其中,所述沉浸媒体的三维观看空间处理描述子包括以下至少之一: 三维观看空间处理的设备类型、三维观看空间处理的应用类型、三维观看空间处理方式、三维观看空间的标识。通过上述步骤,解决影响到对用户观看视觉内容的渲染、呈现问题,达到观看过程中快速、高效、高质量的视觉内容的重构和渲染,以满足最优的沉浸体验效果。
本公开可以应用与沉浸式体验过程中。用户通过佩戴显示设备观看三维观看空间中的场景。用户可以在真实空间内移动,从而映射到三维观看空间中用户的虚拟角色移动,对应的虚拟角色捕捉到的沉浸媒体数据在显示设备中播放。在此过程中,如果三维观看空间中用户的当前观看姿态超出了三维观看空间,则根据所述三维观看空间的处理信息渲染所述沉浸媒体数据。
其中,三维观看空间指用户的虚拟角色在沉浸媒体场景中可以移动的范围。三维观看姿态指用户对应的虚拟角色在三维观看空间内的位置与观看方向(虚拟摄像头朝向)如果虚拟角色超出三维观看空间的范围,相关技术中可能造成黑屏等问题。本公开中,如果用户的虚拟角色超出三维观看空间的范围,则可以根据所述三维观看空间的处理信息渲染所述沉浸媒体数据,从而实现观看过程中快速、高效、高质量的视觉内容的重构和渲染的效果。解决黑屏的问题。
以下结合具体示例对如何构造三维观看空间,如何获取沉浸媒体数据等进行说明。
图3是一种可选的三维观看空间结构位置的示意图。在示例的场景中,沉浸视频采集设备(摄像头)放置在不同位置采集场景中的视频数据,以采集设备的位置为基础,可以构成一个或多个三维观看空间。所述三维观看空间三维观看空间可以是单独的立方体、球形体、圆柱体等表示的基础几何体,也可以是由多个基础几何体组合成的复杂的几何体。当用户在三维观看空间内移动,显示设备可以的获取用户视窗对应的媒体数据,进行视窗内图像的重构、渲染,对用户视窗中的内容呈现进行快速的切换;当用户移动到三维观看空间范围外后,因为没有对应设备采集的媒体数据, 显示设备将无法在用户的视窗内显示相应的视觉内容,或者只能显示低质量的视觉内容。图3中的三维观看空间1-3为不同的情况。
同时,在三维观看空间中,用户的观看的方向也可能会受到采集设备的位置、朝向的限制。
图4是一种可选沉浸媒体数据的处理系统的结构示意图。
如图4所示,所述系统包括传输服务器402,用户终端404。其中,
传输服务器402至少包含存储模块402-1、传输模块402-2,
存储模块402-1,设置为存储在制作服务器10中制作好的媒体文件。
传输模块402-2,设置为接收用户终端的请求消息,或发送存储的媒体文件。上述的接收或发送可以通过通信供应商提供的无线网络、本地组建的无线局域网络、或者有线方式来实现;
用户终端404至少包含传输模块404-1、解码解封装模块404-2、媒体处理模块404-3和显示模块404-4。

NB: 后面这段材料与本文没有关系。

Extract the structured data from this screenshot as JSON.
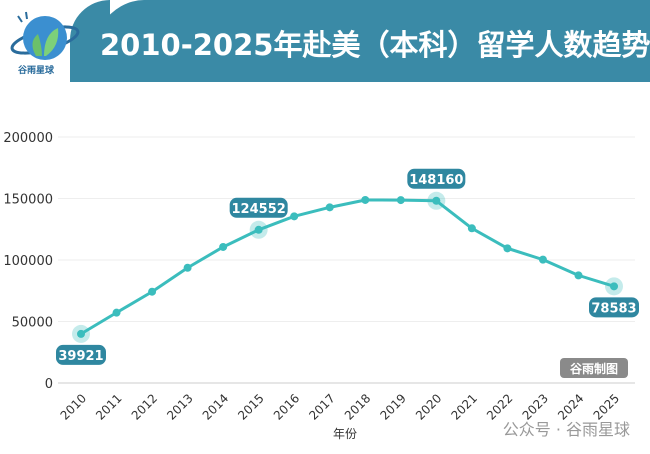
{
  "header": {
    "title": "2010-2025年赴美（本科）留学人数趋势",
    "logo_text": "谷雨星球"
  },
  "colors": {
    "banner": "#3a8aa6",
    "line": "#3bbdbd",
    "label_bg": "#2f87a0",
    "badge_bg": "#8a8a8a"
  },
  "badge": "谷雨制图",
  "footer_watermark": "公众号 · 谷雨星球",
  "chart_data": {
    "type": "line",
    "title": "",
    "xlabel": "年份",
    "ylabel": "",
    "ylim": [
      0,
      200000
    ],
    "yticks": [
      0,
      50000,
      100000,
      150000,
      200000
    ],
    "grid": true,
    "categories": [
      "2010",
      "2011",
      "2012",
      "2013",
      "2014",
      "2015",
      "2016",
      "2017",
      "2018",
      "2019",
      "2020",
      "2021",
      "2022",
      "2023",
      "2024",
      "2025"
    ],
    "values": [
      39921,
      57200,
      74200,
      93700,
      110600,
      124552,
      135500,
      142800,
      148800,
      148700,
      148160,
      125800,
      109500,
      100300,
      87500,
      78583
    ],
    "labeled_points": [
      {
        "category": "2010",
        "label": "39921",
        "position": "below"
      },
      {
        "category": "2015",
        "label": "124552",
        "position": "above"
      },
      {
        "category": "2020",
        "label": "148160",
        "position": "above"
      },
      {
        "category": "2025",
        "label": "78583",
        "position": "below"
      }
    ]
  }
}
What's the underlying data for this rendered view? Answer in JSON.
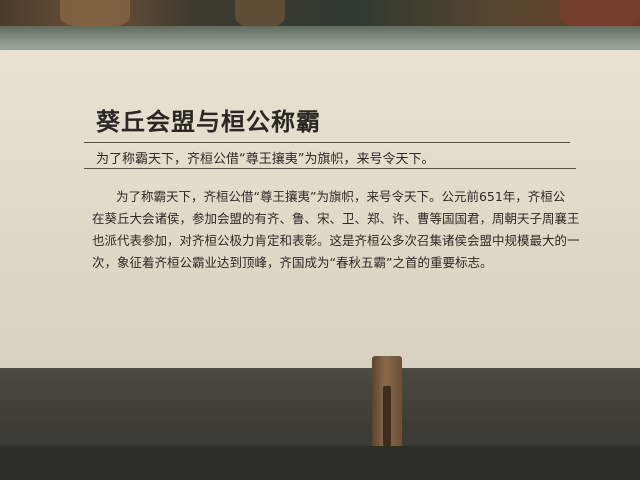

传输模块404-1,设置为接收媒体服务器402发送的媒体文件,或发送请求消息到服务器402,如请求媒体文件下载;
解码解封装模块404-2,设置为解码解封装传输模块接收到的媒体文件;
媒体处理模块404-3,根据用户当前的观看的位置、观看方向等信息,对解码解封装模块404-2输出的媒体数据进行重构、渲染等处理;
显示模块404-4,设置为呈现用户当前视窗的视觉内容给用户。
本实施例提供了一种基于三维观看空间的媒体系统的处理/播放流程、以及文件格式的表示,如图5所示,该流程包括如下步骤:
步骤S501,用户观看姿态(观看位置、观看方向)变换,用户终端基于用户当前姿态信息所属的三维观看空间范围获取对应的媒体文件,媒体文件中包括了沉浸媒体数据;
步骤S502,用户终端对获取的媒体文件,并进行解封装解码,根据 用户的当前观看位置、观看方向等信息重构当前视窗内的视觉内容,进行渲染后将内容呈现给用户观看。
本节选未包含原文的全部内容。